Nous sommes arrivés à Savannah sous une petite bruine, bien différente de la forte pluie persistante de Charleston. Lorsque nous avions fait part à nos amis américains de notre projet d’aller à Charleston, ils nous avaient conseillé d’aller aussi à Savannah. Cela semble être en effet le duo gagnant des vacances express des Américains quand ils s’autorisent à prendre une semaine loin du travail.

Dans mon esprit, nous allions donc visiter deux sœurs jumelles. Effectivement, certes situées dans deux Etats différents, ces deux villes partagent un passé similaire de villes côtières esclavagistes.

Toutefois, la ville de Savannah nous a paru plus riche historiquement et culturellement. Cela ne veut absolument pas dire que Charleston a tout à envier à sa cousine du Sud mais que Savannah rend peut-être plus accessible son histoire.

Donc autant l’écrire dès maintenant, nous avons été beaucoup plus conquis par Savannah que par Charleston. Nous avons aussi pu discuter avec des habitants de la ville, ce que nous n’avions pas eu l’occasion de faire à Charleston – et cela modifie beaucoup l’expérience.

Notre hôtel était en centre-ville à quelques pas de la Mairie, de rues commerçantes piétonnes et du fleuve Savannah.
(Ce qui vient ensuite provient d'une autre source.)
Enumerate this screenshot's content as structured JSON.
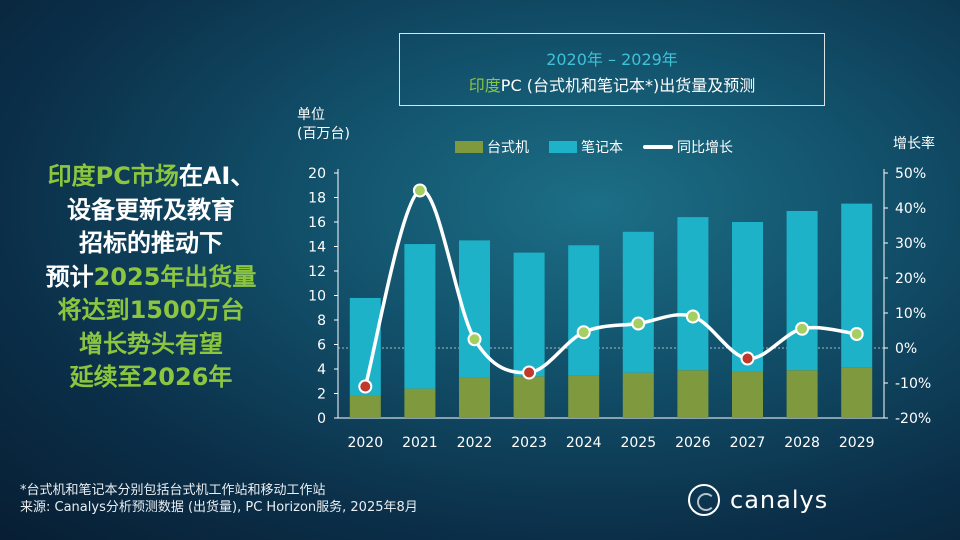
{
  "title": {
    "line1": "2020年 – 2029年",
    "line2_highlight": "印度",
    "line2_rest": "PC (台式机和笔记本*)出货量及预测"
  },
  "headline": {
    "line1_green": "印度PC市场",
    "line1_white": "在AI、",
    "line2": "设备更新及教育",
    "line3": "招标的推动下",
    "line4_white": "预计",
    "line4_green": "2025年出货量",
    "line5": "将达到1500万台",
    "line6": "增长势头有望",
    "line7": "延续至2026年"
  },
  "unit_label": {
    "line1": "单位",
    "line2": "(百万台)"
  },
  "rate_label": "增长率",
  "footnote": {
    "line1": "*台式机和笔记本分别包括台式机工作站和移动工作站",
    "line2": "来源: Canalys分析预测数据 (出货量), PC Horizon服务, 2025年8月"
  },
  "logo": {
    "text": "canalys",
    "icon": "canalys-logo-icon"
  },
  "colors": {
    "desktop": "#7f9a3e",
    "notebook": "#1eb2c8",
    "line": "#ffffff",
    "marker_positive": "#a6cf63",
    "marker_negative": "#c0392b"
  },
  "chart_data": {
    "type": "bar",
    "stacked": true,
    "categories": [
      "2020",
      "2021",
      "2022",
      "2023",
      "2024",
      "2025",
      "2026",
      "2027",
      "2028",
      "2029"
    ],
    "series": [
      {
        "name": "台式机",
        "values": [
          1.8,
          2.4,
          3.3,
          3.4,
          3.5,
          3.7,
          3.9,
          3.8,
          3.9,
          4.1
        ]
      },
      {
        "name": "笔记本",
        "values": [
          8.0,
          11.8,
          11.2,
          10.1,
          10.6,
          11.5,
          12.5,
          12.2,
          13.0,
          13.4
        ]
      }
    ],
    "line_series": {
      "name": "同比增长",
      "values": [
        -11,
        45,
        2.5,
        -7,
        4.5,
        7,
        9,
        -3,
        5.5,
        4
      ]
    },
    "ylabel": "单位\n(百万台)",
    "ylim": [
      0,
      20
    ],
    "yticks": [
      0,
      2,
      4,
      6,
      8,
      10,
      12,
      14,
      16,
      18,
      20
    ],
    "y2label": "增长率",
    "y2lim": [
      -20,
      50
    ],
    "y2ticks": [
      "-20%",
      "-10%",
      "0%",
      "10%",
      "20%",
      "30%",
      "40%",
      "50%"
    ],
    "legend": "top"
  }
}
Comme nous le faisons presque systématiquement, quand nous sommes en goguette en dehors de New-York, notre première journée est consacrée à découvrir la ville au gré de déambulations improvisées. Nos pas nous mènent tout d’abord au campus historique de SCAD – le Savannah College of Art and Design, Ecole d’art plutôt réputée fondée en 1978 et qui a des bâtiments dans toute la ville.

On passe par de petites ruelles pittoresques bordées de maisons au style tantôt fédéral tantôt Greek revival. Des parcs essaiment au cœur de la ville et sont parfois mitoyens de cimetières.

J’ai à l’esprit les descriptions de la ville de John Berendt où des personnages hauts en couleurs évoluent dans une Savannah encore un peu ensommeillée, à l’ombre des grands arbres aux branches chargées de fleurs aux saveurs sucrées.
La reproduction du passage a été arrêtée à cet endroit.